Key words: Acute lung injury, inflammatory markers, nebulized budesonide
Introduction
Acute lung injury/acute respiratory distress syndrome (ALI/ARDS) is a critical illness characterized by increased permeability of alveolo-capillary barrier. Furthermore, fluid clearance is reduced, resulting in congestion, atelectasis, and alveolar flooding which can impair gas exchange and respiratory mechanics.[1,2] The hallmark of ALI/ARDS on the cellular level is increased pulmonary capillary permeability and fluid leakage into the pulmonary parenchyma due to the release of neutrophils, cytokines, and other inflammatory mediators[3] in response to injury or infection.
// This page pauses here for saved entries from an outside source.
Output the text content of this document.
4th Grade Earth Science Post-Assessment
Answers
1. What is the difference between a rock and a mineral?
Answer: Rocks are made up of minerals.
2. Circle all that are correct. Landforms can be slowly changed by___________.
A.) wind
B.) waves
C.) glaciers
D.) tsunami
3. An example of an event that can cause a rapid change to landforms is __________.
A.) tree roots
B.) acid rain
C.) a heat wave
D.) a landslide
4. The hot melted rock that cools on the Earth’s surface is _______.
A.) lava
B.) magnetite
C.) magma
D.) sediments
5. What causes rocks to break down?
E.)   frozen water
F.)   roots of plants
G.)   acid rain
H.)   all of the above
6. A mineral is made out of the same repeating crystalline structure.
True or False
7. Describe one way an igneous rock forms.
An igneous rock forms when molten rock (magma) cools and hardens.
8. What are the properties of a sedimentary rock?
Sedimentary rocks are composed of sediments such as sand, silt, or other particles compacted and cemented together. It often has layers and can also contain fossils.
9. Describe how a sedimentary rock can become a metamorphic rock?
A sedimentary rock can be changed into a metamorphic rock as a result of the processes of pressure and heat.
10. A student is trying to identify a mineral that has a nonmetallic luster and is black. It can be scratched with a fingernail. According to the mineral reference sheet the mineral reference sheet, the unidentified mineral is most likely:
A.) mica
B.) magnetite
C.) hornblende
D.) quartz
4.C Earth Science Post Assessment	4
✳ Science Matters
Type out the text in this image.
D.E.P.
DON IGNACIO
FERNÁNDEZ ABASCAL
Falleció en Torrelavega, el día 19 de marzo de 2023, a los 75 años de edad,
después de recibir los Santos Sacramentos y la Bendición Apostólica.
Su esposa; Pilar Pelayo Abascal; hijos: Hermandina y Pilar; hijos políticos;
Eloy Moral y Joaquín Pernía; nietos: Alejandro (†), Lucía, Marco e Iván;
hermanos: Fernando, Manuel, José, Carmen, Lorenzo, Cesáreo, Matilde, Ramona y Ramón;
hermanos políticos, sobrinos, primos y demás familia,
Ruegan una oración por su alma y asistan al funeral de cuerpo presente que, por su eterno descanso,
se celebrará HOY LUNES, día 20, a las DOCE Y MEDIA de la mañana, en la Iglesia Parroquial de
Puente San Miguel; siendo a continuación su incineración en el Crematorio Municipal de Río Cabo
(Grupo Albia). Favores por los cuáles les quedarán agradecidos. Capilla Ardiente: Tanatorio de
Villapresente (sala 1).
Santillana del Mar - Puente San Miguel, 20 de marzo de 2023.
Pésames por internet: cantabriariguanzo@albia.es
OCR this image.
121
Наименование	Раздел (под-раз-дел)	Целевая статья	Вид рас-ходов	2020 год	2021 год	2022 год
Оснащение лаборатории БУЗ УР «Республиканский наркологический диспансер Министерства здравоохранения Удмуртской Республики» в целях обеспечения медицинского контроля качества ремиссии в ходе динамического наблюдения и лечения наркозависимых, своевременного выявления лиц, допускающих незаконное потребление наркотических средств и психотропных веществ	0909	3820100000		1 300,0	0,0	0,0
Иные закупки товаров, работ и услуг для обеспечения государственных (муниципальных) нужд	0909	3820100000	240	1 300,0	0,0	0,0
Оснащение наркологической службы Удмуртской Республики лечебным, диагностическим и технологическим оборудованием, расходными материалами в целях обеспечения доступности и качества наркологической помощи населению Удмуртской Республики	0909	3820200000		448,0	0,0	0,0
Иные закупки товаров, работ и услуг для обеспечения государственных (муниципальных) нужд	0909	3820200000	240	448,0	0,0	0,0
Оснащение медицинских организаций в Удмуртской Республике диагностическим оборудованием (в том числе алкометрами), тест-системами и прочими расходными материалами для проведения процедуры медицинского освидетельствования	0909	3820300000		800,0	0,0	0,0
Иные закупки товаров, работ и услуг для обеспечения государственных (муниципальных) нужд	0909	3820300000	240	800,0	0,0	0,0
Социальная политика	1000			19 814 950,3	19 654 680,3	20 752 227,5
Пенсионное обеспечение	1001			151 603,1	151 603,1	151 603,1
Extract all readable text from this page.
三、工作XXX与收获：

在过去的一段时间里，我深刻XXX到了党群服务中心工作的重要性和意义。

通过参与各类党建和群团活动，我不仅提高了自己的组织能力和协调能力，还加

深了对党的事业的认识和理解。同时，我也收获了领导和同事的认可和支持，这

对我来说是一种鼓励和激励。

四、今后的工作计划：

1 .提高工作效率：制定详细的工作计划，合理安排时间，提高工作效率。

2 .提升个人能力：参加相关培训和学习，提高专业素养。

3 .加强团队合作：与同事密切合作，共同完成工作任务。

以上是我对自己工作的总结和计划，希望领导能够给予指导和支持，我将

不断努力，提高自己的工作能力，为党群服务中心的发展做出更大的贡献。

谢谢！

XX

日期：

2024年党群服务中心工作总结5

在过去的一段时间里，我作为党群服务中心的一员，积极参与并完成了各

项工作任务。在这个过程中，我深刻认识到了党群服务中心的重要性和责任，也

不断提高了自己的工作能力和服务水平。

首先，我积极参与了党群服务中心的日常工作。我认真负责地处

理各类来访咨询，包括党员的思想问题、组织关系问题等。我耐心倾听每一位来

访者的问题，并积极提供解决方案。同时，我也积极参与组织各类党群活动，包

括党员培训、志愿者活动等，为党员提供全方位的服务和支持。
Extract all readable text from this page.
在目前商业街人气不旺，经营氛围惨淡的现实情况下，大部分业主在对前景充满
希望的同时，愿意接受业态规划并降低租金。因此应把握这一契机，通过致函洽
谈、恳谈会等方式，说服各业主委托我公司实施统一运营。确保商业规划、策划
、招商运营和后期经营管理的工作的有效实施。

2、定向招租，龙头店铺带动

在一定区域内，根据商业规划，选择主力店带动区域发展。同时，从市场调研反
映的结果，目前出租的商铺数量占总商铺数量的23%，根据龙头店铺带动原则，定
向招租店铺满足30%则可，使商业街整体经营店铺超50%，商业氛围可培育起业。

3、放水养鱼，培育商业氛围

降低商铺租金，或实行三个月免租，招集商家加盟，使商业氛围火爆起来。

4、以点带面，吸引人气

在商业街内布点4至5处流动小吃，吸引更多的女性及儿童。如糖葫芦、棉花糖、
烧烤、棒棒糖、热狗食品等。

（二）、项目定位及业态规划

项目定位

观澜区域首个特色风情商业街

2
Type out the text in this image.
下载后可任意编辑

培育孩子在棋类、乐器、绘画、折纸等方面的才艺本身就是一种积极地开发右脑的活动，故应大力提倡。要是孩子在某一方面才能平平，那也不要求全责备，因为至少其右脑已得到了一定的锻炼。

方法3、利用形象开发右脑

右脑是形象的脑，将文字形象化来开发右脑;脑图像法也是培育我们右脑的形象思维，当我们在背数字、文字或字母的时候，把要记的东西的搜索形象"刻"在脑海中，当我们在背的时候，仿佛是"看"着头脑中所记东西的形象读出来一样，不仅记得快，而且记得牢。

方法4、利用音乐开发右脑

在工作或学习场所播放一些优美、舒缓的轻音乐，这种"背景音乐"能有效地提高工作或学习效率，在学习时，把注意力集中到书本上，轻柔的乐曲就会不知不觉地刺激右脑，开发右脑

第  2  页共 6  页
Considering the fact that inflammation is the cornerstone in pathogenesis of ALI/ARDS, inhaled corticosteroids, which are much less likely to produce systemic adverse events than systemic corticosteroids,[4] are the most potent and consistently effective anti-inflammatory agents available and they have been used successfully in a variety of animal models of ALI.[5] Furthermore, there is a valuable sufficient evidence to support a preliminary clinical trial of inhaled corticosteroids in patients at high risk of ARDS as well as with early and/or late ARDS using markers of inflammation as a primary outcome.[6]
Budesonide is a locally-acting glucocorticoid typically administered through nebulization and has a powerful anti-inflammatory action, reduces airway edema, inhibits airway remodeling and is widely used in treating chronic obstructive pulmonary disease, bronchial asthma and many other pulmonary disorders.[7] In the last years, perioperative use of nebulized budesonide in selected patients has led to satisfactory pulmonary protective effects.[8] The aim of this study is to assess the efficacy of nebulized budesonide in improving respiratory mechanics, reducing markers of inflammation (tumor necrosis factor-alpha [TNF-α], interleukin-1 beta [IL-1β] and interleukin-6 [IL-6]) and improving patient's oxygenation in patients with ALI/ARDS.
Methods
This randomized, double-blind, placebo-controlled study was carried out in Qena University Hospital's Intensive Care Unit (ICU) in the period from January 2014 to January 2016. Written informed consent was taken from every patient's relatives or caregivers.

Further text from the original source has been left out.